Re: [Gems-users] Time spent in synchronization


Date: Fri, 14 Dec 2007 13:05:02 -0500
From: Hemayet Hossain <hossain@xxxxxxxxxxxxxxxx>
Subject: Re: [Gems-users] Time spent in synchronization
Hi Dan,
I am not sure but I guess I learned that in Solaris, processor 0 can't assigned to any processor set. If that is true then by using pset_bind() we can't bind any thread to processor 0 and loosing one cpu (which will create problem for maintaining 2^x conditions requirement in many cases). Am I missing something?
Thanks,
Hemayet

Dan Gibson wrote:
Solaris options for processor binding are processor_bind() and 
pset_create()/pset_bind(). We generally prefer pset_bind(). On Linux, 
you should look at sched_setaffinity(). I honestly don't know how well 
sched_setaffinity() is enforced -- I wouldn't be surprised if it wasn't 
enforced at all.

Hemayet Hossain wrote:
  
Hi Soohong,
Can you plz try some splash2 benchmarks like lu/water or so? SPEC OMP 
may have less synchronizations overhead.

I am not sure why the thread will migrate to another CPU once it has 
binded to one CPU. How did you detect that? BTW, I used following code 
to bind current running thread to a processor (bindId).
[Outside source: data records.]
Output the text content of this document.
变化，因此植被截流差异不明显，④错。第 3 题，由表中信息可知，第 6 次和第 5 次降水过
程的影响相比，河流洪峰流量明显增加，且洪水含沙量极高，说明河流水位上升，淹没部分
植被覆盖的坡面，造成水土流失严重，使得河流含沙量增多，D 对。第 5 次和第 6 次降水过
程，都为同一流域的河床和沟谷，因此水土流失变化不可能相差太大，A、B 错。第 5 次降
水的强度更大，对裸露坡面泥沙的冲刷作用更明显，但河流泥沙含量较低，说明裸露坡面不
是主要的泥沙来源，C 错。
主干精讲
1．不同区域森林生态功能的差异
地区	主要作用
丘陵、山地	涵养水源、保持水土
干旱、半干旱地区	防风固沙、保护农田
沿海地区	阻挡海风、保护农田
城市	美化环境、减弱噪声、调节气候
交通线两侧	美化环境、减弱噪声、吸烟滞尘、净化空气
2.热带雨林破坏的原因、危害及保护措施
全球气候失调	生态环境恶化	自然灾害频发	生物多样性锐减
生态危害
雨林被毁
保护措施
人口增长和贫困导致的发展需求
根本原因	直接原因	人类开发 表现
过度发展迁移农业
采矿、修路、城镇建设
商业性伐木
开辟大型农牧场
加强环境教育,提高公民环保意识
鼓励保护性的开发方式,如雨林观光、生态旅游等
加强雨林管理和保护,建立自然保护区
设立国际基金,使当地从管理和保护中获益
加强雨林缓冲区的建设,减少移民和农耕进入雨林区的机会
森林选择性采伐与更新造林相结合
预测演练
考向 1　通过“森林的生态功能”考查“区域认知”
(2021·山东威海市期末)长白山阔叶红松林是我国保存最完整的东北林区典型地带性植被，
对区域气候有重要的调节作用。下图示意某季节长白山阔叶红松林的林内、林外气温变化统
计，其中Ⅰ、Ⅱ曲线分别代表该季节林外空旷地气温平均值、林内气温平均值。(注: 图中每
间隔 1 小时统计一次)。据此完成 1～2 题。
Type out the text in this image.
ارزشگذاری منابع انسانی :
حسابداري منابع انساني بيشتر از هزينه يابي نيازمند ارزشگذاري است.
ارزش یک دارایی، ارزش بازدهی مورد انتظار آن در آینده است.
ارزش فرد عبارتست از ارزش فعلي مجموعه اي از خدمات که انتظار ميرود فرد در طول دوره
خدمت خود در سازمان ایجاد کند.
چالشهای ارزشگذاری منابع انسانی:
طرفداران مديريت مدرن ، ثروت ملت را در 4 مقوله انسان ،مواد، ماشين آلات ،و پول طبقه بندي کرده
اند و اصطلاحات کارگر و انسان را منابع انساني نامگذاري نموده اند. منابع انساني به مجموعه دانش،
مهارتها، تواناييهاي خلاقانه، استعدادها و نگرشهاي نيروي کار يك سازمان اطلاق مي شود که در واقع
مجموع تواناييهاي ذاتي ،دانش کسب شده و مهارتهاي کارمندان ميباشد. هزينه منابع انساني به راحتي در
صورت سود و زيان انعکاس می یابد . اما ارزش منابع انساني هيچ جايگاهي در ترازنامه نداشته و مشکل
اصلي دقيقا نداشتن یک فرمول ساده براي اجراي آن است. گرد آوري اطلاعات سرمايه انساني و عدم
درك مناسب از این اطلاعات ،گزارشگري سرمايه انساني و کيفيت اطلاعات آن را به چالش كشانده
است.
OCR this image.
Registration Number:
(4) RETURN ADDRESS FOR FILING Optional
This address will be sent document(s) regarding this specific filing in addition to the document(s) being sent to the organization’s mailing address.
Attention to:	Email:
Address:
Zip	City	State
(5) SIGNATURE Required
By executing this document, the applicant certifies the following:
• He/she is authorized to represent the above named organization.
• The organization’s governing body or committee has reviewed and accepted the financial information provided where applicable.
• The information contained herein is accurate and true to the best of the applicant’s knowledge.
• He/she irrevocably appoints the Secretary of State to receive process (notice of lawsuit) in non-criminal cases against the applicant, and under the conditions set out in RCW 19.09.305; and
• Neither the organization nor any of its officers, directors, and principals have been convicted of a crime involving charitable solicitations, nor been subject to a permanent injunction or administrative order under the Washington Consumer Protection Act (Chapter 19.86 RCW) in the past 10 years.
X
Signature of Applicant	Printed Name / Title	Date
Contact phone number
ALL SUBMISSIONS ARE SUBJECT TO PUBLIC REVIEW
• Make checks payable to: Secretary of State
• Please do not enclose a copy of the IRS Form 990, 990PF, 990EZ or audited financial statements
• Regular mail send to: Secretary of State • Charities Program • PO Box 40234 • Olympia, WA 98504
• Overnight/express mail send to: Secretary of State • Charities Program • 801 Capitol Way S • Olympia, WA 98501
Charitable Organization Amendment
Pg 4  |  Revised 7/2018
 LOCK(global->bindIdLock,(int)tid);
  bindId = global->bindId++;
  UNLOCK(global->bindIdLock,(int)tid);

  while(processor_bind(P_LWPID, P_MYID, bindId , NULL) != 0){  
       LOCK(global->bindIdLock,(int)tid);
       bindId = global->bindId++;
       UNLOCK(global->bindIdLock,(int)tid);
  }


Thanks,
Hemayet
soohong p kim wrote:
    
Hemayet,

I have not see any significant increase in synchronization overhead in my
Simics+Ruby (x86+Tango-based Linux target) for SPEC OMP (OpenMP) benchmarks.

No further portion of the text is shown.